21. Februar 2019Deutsch4 min

Source so.ch

Sachverhalt

Der amtliche Verteidiger eines

erstinstanzlich in Abwesenheit verurteilten Beschuldigten hat eine Berufung

angemeldet und erklärt. Im Berufungsverfahren konnte keine Zustell­adresse des

Beschuldigten herausgefunden werden.
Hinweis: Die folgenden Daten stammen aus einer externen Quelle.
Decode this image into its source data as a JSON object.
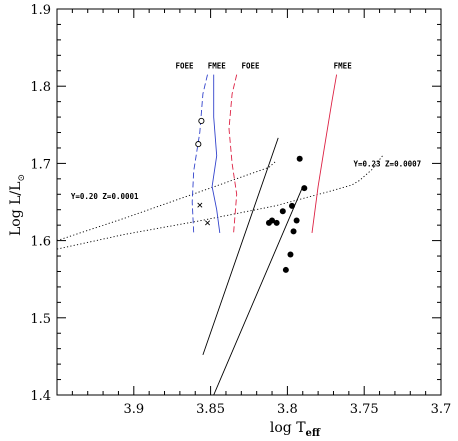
{
  "chart_data": {
    "type": "scatter",
    "title": "",
    "xlabel_main": "log T",
    "xlabel_sub": "eff",
    "ylabel_main": "Log L",
    "ylabel_slash": "/L",
    "ylabel_sub_symbol": "⊙",
    "xlim": [
      3.95,
      3.7
    ],
    "ylim": [
      1.4,
      1.9
    ],
    "x_reversed": true,
    "grid": false,
    "x_ticks": [
      3.9,
      3.85,
      3.8,
      3.75,
      3.7
    ],
    "x_tick_labels": [
      "3.9",
      "3.85",
      "3.8",
      "3.75",
      "3.7"
    ],
    "y_ticks": [
      1.4,
      1.5,
      1.6,
      1.7,
      1.8,
      1.9
    ],
    "y_tick_labels": [
      "1.4",
      "1.5",
      "1.6",
      "1.7",
      "1.8",
      "1.9"
    ],
    "series": [
      {
        "marker": "filled-circle",
        "points": [
          [
            3.792,
            1.706
          ],
          [
            3.789,
            1.668
          ],
          [
            3.803,
            1.638
          ],
          [
            3.797,
            1.645
          ],
          [
            3.81,
            1.626
          ],
          [
            3.807,
            1.623
          ],
          [
            3.812,
            1.623
          ],
          [
            3.794,
            1.626
          ],
          [
            3.796,
            1.612
          ],
          [
            3.798,
            1.582
          ],
          [
            3.801,
            1.562
          ]
        ]
      },
      {
        "marker": "open-circle",
        "points": [
          [
            3.856,
            1.755
          ],
          [
            3.858,
            1.725
          ]
        ]
      },
      {
        "marker": "cross",
        "points": [
          [
            3.857,
            1.646
          ],
          [
            3.852,
            1.623
          ]
        ]
      }
    ],
    "lines": [
      {
        "style": "solid",
        "color": "#000000",
        "points": [
          [
            3.855,
            1.452
          ],
          [
            3.806,
            1.733
          ]
        ]
      },
      {
        "style": "solid",
        "color": "#000000",
        "points": [
          [
            3.848,
            1.4
          ],
          [
            3.79,
            1.67
          ]
        ]
      },
      {
        "style": "dotted",
        "color": "#000000",
        "points": [
          [
            3.95,
            1.6
          ],
          [
            3.906,
            1.629
          ],
          [
            3.856,
            1.664
          ],
          [
            3.812,
            1.695
          ],
          [
            3.808,
            1.702
          ]
        ]
      },
      {
        "style": "dotted",
        "color": "#000000",
        "points": [
          [
            3.95,
            1.589
          ],
          [
            3.906,
            1.608
          ],
          [
            3.856,
            1.626
          ],
          [
            3.808,
            1.645
          ],
          [
            3.774,
            1.663
          ],
          [
            3.758,
            1.672
          ],
          [
            3.753,
            1.678
          ],
          [
            3.745,
            1.692
          ],
          [
            3.738,
            1.71
          ]
        ]
      },
      {
        "style": "dashed",
        "color": "#3344cc",
        "points": [
          [
            3.852,
            1.815
          ],
          [
            3.855,
            1.79
          ],
          [
            3.857,
            1.74
          ],
          [
            3.861,
            1.69
          ],
          [
            3.862,
            1.65
          ],
          [
            3.861,
            1.61
          ]
        ]
      },
      {
        "style": "solid",
        "color": "#3344cc",
        "points": [
          [
            3.848,
            1.815
          ],
          [
            3.848,
            1.76
          ],
          [
            3.846,
            1.71
          ],
          [
            3.849,
            1.67
          ],
          [
            3.846,
            1.64
          ],
          [
            3.844,
            1.61
          ]
        ]
      },
      {
        "style": "dashed",
        "color": "#dd2244",
        "points": [
          [
            3.833,
            1.815
          ],
          [
            3.836,
            1.79
          ],
          [
            3.838,
            1.745
          ],
          [
            3.836,
            1.7
          ],
          [
            3.833,
            1.66
          ],
          [
            3.835,
            1.61
          ]
        ]
      },
      {
        "style": "solid",
        "color": "#dd2244",
        "points": [
          [
            3.768,
            1.815
          ],
          [
            3.771,
            1.78
          ],
          [
            3.776,
            1.72
          ],
          [
            3.78,
            1.67
          ],
          [
            3.784,
            1.61
          ]
        ]
      }
    ],
    "annotations": [
      {
        "text": "FOEE",
        "x": 3.867,
        "y": 1.823,
        "anchor": "middle"
      },
      {
        "text": "FMEE",
        "x": 3.846,
        "y": 1.823,
        "anchor": "middle"
      },
      {
        "text": "FOEE",
        "x": 3.824,
        "y": 1.823,
        "anchor": "middle"
      },
      {
        "text": "FMEE",
        "x": 3.764,
        "y": 1.823,
        "anchor": "middle"
      },
      {
        "text": "Y=0.20   Z=0.0001",
        "x": 3.941,
        "y": 1.654,
        "anchor": "start"
      },
      {
        "text": "Y=0.23   Z=0.0007",
        "x": 3.757,
        "y": 1.696,
        "anchor": "start"
      }
    ]
  }
}
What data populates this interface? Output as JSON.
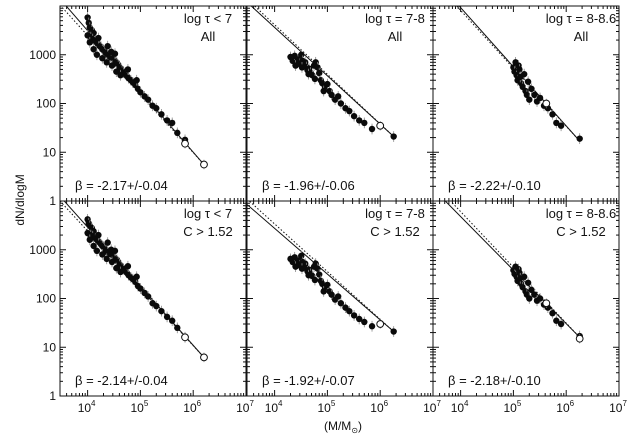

Es stellte sich die Frage, ob unter diesen

Umständen die Berufung als zurückgezogen gilt, da der Beschuldigte nicht

vorgeladen werden konnte.

Erwägungen

II. 1. Nach Art. 407 Abs. 1 lit. c StPO

gilt eine Berufung als zurückgezogen, wenn die Partei, die sie erklärt hat,

nicht vorgeladen werden kann. Nach Art. 88 Abs. 1 StPO erfolgt die Zustellung

unter anderem dann durch Veröffentlichung in dem durch den Bund oder den Kanton

bezeichneten Amtsblatt, wenn der Aufenthaltsort der Adressatin oder des

Adressaten unbekannt ist und trotz zumutbarer Nachforschungen nicht ermittelt

werden kann (lit. a) oder eine Partei oder ihr Rechtsbeistand mit Wohnsitz,

gewöhnlichem Aufenthaltsort oder Sitz im Ausland kein Zustellungsdomizil in der

Schweiz bezeichnet hat (lit. c).

Die Abklärungen haben ergeben, dass der

Beschuldigte und Berufungskläger Ende 2015 ins Ausland abgereist ist. Er hat

entgegen Art. 87 Abs. 2 StPO kein Zustellungsdomizil in der Schweiz bezeichnet.

Der Berufungskläger kann nicht vorgeladen werden, da keine Zustelladresse

bekannt ist. Zu prüfen ist, ob ihm eine Vorladung für eine Berufungsverhandlung

in Anwendung von Art. 88 Abs. 1 lit. c StPO durch Veröffentlichung im Amtsblatt

zuzustellen ist.

Dies ist zu verneinen. Art. 407 Abs. 1

lit. c StPO ist eine Spezialbestimmung für das Berufungsverfahren, die Art. 88

Abs. 1 StPO vorgeht. Wäre die Vorladung im Berufungsverfahren gemäss Art. 88

Abs. 1 StPO im Amtsblatt zu publizieren, hätte Art. 407 Abs. 1 lit. c StPO

keine eigenständige Bedeutung, da eine Vorladung grundsätzlich immer publiziert

und damit immer gültig zugestellt werden könnte (vgl. auch Oger BE SK 17

138-141 vom 23. Februar 2018, CAN 2018 Nr. 39 E. 6; SK 17 192 vom 5. Februar

2018.

E. 5; Oger AG SST.2015.147 vom 20. August 2015, CAN 2016 Nr. 46 E. 1.3;

Oger OW AS 14/002 und AS 14/006 vom 9. Januar 2015, CAN 2015 Nr. 44 E. 1.4 f.;

KGer JU CP 21/2014 vom 12. September 2014).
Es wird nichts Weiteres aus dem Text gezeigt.